John Marshall’s Supreme Court delivered a well-reasoned opinion, which confirmed that Marbury was properly entitled to his new job, but that the Supreme Court was not legally entitled to issue the requested writ. Marshall wrote that the Congress had no power to endow the Court with the right to hear such petitions as one of original jurisdiction, for by so doing it would have amended the Constitution, contrary to Article V. He was right; the 1789 Judiciary Act was unconstitutional. So as to clarify that Congress was not the final arbiter of law he then went on to write the sentence now engraved on the wall of the Supreme Court building:
IT IS EMPHATICALLY THE PROVINCE AND DUTY OF THE
Now, here’s the awesome trick that was being pulled: in the very act of declaring that Congress was not entitled to amend the Constitution, Marshall’s court was itself amending the Constitution! – or purporting to do so. Why? – because in Article Three, the Judicial Branch is not empowered to declare whether or not a law that Congress wrote conforms to the Constitution. That power of final arbitration or “judicial review” is simply not there. Hamilton wanted it there, and argued that it was implicitly there, but in fact it is not. Therefore, in issuing the Marbury opinion, Marshall put it there: he did for his own Branch exactly what the decision itself said was not allowed for another Branch.
Did his court have any alternative? – I don’t think so, but to judge from the enthusiasm Marshall used in the quote above, I doubt whether that worried him. The Marbury decision filled in the blank check of Article Three; that was how power was grabbed. Since 1803, what is and is not law has been determined not by “The People” or their alleged representatives in Congress, but by a cabal of government people who decide what’s to be done and, if challenged, get the Judicial Branch to declare it legal. The yawning chasm between what courts now routinely enforce regarding income tax, for example, and what USC Title 26 actually says (and indeed what the Supreme Court said about unapportioned direct taxes, between 1896 and 1921) is thereby fully explained: the Judicial Department “says what the law is," really and truly and actually, and so it’s been ever since 1803 thanks to the empty text of Article Three and to Marbury v Madison.
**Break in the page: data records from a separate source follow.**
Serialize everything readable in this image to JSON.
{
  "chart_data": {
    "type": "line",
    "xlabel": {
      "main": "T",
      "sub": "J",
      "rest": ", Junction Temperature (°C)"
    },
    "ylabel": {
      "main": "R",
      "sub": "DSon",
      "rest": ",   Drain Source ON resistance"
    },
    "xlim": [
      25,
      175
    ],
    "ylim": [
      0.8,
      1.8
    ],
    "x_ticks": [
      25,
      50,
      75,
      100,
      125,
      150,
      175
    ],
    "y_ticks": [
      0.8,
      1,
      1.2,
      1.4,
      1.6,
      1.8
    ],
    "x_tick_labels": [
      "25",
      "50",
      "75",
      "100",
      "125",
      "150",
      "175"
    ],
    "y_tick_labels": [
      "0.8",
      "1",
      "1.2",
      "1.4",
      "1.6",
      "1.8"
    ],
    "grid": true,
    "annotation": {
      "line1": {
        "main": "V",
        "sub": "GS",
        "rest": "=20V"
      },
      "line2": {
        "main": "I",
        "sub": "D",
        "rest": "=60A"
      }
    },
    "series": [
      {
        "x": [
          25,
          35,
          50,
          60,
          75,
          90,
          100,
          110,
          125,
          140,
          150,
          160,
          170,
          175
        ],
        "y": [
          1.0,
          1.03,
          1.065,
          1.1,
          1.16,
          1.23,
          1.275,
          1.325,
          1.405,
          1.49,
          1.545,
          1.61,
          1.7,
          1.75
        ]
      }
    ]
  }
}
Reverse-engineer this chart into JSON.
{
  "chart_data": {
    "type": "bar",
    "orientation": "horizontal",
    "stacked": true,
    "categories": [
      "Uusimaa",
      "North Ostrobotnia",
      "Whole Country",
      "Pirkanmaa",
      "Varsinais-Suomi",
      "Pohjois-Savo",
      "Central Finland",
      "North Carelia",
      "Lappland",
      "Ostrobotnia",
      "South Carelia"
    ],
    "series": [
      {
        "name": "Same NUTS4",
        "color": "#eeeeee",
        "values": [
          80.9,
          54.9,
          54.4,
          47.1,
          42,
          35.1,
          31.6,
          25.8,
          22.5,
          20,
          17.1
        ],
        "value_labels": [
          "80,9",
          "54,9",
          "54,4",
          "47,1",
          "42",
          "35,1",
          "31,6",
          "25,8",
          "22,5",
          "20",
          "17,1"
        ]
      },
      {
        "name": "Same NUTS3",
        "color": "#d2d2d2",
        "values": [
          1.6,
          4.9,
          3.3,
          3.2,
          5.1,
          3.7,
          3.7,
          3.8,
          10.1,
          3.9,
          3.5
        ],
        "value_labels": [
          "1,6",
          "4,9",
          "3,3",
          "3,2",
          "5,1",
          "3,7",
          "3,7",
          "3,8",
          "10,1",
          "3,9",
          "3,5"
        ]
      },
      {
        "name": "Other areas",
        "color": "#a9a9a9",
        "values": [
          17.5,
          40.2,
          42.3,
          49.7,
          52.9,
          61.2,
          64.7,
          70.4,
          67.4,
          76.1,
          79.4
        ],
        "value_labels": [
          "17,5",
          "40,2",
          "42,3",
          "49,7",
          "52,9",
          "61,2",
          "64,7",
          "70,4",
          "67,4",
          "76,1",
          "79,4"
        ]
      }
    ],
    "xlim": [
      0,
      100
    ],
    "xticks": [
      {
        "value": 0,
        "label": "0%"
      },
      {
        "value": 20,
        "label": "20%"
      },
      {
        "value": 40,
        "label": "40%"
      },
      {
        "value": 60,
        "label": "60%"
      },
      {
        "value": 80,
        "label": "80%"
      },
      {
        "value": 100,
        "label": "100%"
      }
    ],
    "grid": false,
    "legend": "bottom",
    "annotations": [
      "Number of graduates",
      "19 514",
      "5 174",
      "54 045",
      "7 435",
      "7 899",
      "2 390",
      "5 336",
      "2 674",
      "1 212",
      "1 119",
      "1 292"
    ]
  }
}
Was the Marbury decision itself Constitutional? — that’s the nub of the matter. No, of course it wasn’t, for the Court exercised a power it had never been given. Yet on the other hand it exercised a power it had never been denied, either, and as Hamilton persuasively argued in the The Federalist #78, Judicial Review is quite customarily a normal function of high courts and so the power was implicit in Article Three even though not explicit. We can note also that even the power to decide simple cases of lawbreaking is not explicitly described there either, along with the prerequisite power to interpret what laws mean; yet those are accepted as normal functions of any judicial branch of government. In any case, who is to decide that key question? Some kind of super-supreme court? Sorry, that’s not covered in the Constitution, not even in Article Eight. We have here reached the ultimate, fatal flaw in the pleasant fiction that governments are entities capable of being limited.
Ever since 1803, America’s government has pretended to operate a limited, democratic republic but has actually been an oligopoly of lawyers. And since Article Three was crafted (and left blank) with all deliberate intent, I suggest that’s the way the founders always planned it. The 1789 Judiciary Act was a kind of delayed-action poison pill, a really cunning plot, planned and executed by those honored even today as the founders of a free society. And this is perfectly logical; the notion that a government (something that governs) can ever be subject to limits (things that prevent governing) is nonsense on its face, an absolute contradiction.